Whether you're interested in information security or tabloid gossip, you're likely to have heard about the recent Sony hack. Hacker group Guardians Of Peace (GOP) have revelled in taking responsibility for the hack, which has uncovered personal details of clients and staff, internal email communications and financial details galore. The revelations have been making daily news for nearly three weeks now; and it doesn't look like it's going to stop any time soon, with Sony cancelling The Interview and GOP warning Sony that there will be more leaks in time for Christmas.
The technical details of the hack are still unclear, as is the attribution of and reasoning behind the attack, despite a lot of accusations. As a reader though, the news is in the leaks. Internal emails slating very high profile stars, the wage discrepancies between male and female actors and even some casual racism are just a few of the surprises the GOP have served up for us to feast our eyes on.
It has already been said that this hack makes for a PR disaster for Sony. As with any high profile hack, the element of trust in said company's systems and operations is left in the balance. In this case, as a production company with relatively limited direct customer-interaction, you could argue that this could be overcome in time. However, the seemingly never ending list of moral wrong-doings are tough to shake off. Sony has quite a list going so far -- an internal culture of racism, sexism and downright rudeness are claims that can be leveled against the organization with some conviction.
Whilst no one can (or should) blame a company for being hacked and humiliated as a result, they can comment on the actions they choose to take afterwards.

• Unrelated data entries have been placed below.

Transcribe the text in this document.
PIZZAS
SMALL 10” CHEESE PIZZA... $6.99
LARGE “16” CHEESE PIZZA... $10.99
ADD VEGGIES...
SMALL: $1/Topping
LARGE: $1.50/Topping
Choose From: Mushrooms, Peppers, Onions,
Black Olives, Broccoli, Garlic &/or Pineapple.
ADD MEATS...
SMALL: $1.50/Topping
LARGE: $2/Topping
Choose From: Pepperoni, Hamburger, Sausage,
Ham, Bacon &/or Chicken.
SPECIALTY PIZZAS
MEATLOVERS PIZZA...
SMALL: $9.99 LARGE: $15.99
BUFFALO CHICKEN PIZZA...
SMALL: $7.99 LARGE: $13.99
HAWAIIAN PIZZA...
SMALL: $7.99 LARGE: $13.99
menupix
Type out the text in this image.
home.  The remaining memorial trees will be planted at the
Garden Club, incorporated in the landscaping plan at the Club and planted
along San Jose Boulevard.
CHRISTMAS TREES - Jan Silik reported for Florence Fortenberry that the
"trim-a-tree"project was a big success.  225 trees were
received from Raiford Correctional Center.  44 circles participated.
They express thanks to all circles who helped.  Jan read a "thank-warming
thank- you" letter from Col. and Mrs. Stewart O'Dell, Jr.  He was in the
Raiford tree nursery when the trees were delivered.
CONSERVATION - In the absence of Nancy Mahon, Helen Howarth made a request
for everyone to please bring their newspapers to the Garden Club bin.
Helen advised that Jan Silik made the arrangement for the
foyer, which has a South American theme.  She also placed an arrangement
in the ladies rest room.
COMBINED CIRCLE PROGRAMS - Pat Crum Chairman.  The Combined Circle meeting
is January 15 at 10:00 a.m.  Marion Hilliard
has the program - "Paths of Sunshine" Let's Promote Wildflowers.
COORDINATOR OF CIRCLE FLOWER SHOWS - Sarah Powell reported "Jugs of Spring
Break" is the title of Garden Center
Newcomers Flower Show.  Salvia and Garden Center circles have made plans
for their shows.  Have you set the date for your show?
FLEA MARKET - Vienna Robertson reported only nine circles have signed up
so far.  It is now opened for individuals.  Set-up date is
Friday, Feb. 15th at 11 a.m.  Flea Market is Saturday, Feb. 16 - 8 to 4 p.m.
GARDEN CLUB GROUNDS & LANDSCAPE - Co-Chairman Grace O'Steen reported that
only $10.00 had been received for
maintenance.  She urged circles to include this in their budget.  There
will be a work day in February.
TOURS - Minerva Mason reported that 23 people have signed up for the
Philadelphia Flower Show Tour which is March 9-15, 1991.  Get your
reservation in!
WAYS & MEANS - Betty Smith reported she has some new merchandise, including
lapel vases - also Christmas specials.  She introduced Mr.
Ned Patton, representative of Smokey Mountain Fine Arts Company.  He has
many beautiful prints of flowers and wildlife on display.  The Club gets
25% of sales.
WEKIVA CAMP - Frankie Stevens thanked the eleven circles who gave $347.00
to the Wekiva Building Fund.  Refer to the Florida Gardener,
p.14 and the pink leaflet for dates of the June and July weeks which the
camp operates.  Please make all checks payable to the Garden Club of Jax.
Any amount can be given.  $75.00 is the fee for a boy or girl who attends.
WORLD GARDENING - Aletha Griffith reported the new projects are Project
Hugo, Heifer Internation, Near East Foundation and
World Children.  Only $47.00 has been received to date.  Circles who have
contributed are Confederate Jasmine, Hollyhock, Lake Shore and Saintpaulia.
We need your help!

Sony had kept a relatively consistent line of 'no comment' besides from the odd apology and a statement from Kevin Mandia, who is now looking after their security systems. Other than that, things had been kept rather quiet from the Sony side.
This was until December 15, when Brian Krebs detailed a letter he received from Sony lawyers demanding that he "cease publishing detailed stories about the company's recent hacking and delete any company data collected in the process of reporting on the breach." Analysis of the legal implications of this from Krebs' own blog and The Washington Post suggest that publication of very specific data from the Sony hack might lead to a successful lawsuit; but really, the company doesn't have a leg to stand on in demanding that reporters do not report on the hack.
It is an interesting approach to take, not least because it is the most literal interpretation of 'shoot the messenger' that I have ever seen. Aggressive threats to reporters doesn't sound comfortable even when it is 100 percent legally sound. As this has come from their legal team, one can only assume (and hope) that the PR team had no say in this latest development.
There are a few good reasons as to why this violates traditional rules of crisis communications, with the obvious few being:
1. Journalists are not your enemy or your colleague. As the company that is sometimes centre to the content of their stories, you are there to be an informative, open and reliable source of information, from a safe distance. There needs to be acceptance that journalists have ultimate editorial control and you are there simply to supply content that helps them create the most informative and balanced version of that story as much as you possibly can. The more closed off and aggressive you are, the more creative license you give them. In this case, sticking to Freedom of Press rules and regulations is the job of the reporter, their editors and publishers - not Sony.
2. Don't try to deny or hide what cannot be denied or hidden. This mistake can sometimes be made as a pre-emptive action (as in this case with Sony) but it will not work. Being honest will avoid future crisis because the truth always comes out eventually. Acknowledging your mistakes and faults will increase trust and respect in your company and brand. People are generally more willing to forgive and forget an error in judgement or action, than they are to forgive a lie.
3. Consider all your audiences in your line of communication. Any statement or treatment you make to press, you are also making to your enemies, employees and customers. Does an aggressive statement threatening legal action increase trust and respect from any of the three parties mentioned? I'm not so sure.
It is hard to say what the best line of practice would be for a company like Sony in its current situation. The revelations have crossed a line from corporate to very personal and these require different managerial tactics. However, basic rules of acknowledgment, honesty and information-sharing could still be applied. Whilst these disclosures are potentially damaging and certainly interesting, they are not all-too surprising. Wage discrepancies between men and women is a well-known fact by now and the film industry has been revealed before to be brutal and superficial. Maybe a well thought out piece from someone at Sony addressing these issues that exist within their own industry could be a considered next step. Once they're readily available, more information on how this happened to them could remove some of the question marks that still exist.
Of course Sony is angry and embarrassed that this has happened and it is unforgiveable that the hackers have leaked private information on employees and actors. But the press are not the villain here. Though they might report on the fact that it has happened, they are yet to report any specific details that might endanger those individuals. Instead, Sony is opting to shoot the messenger in a weak attempt to save face. As more revelations appear, it will certainly be interesting not only to see the contents of the hack but also to see how Sony continues to handle it from a technical, business and PR perspective.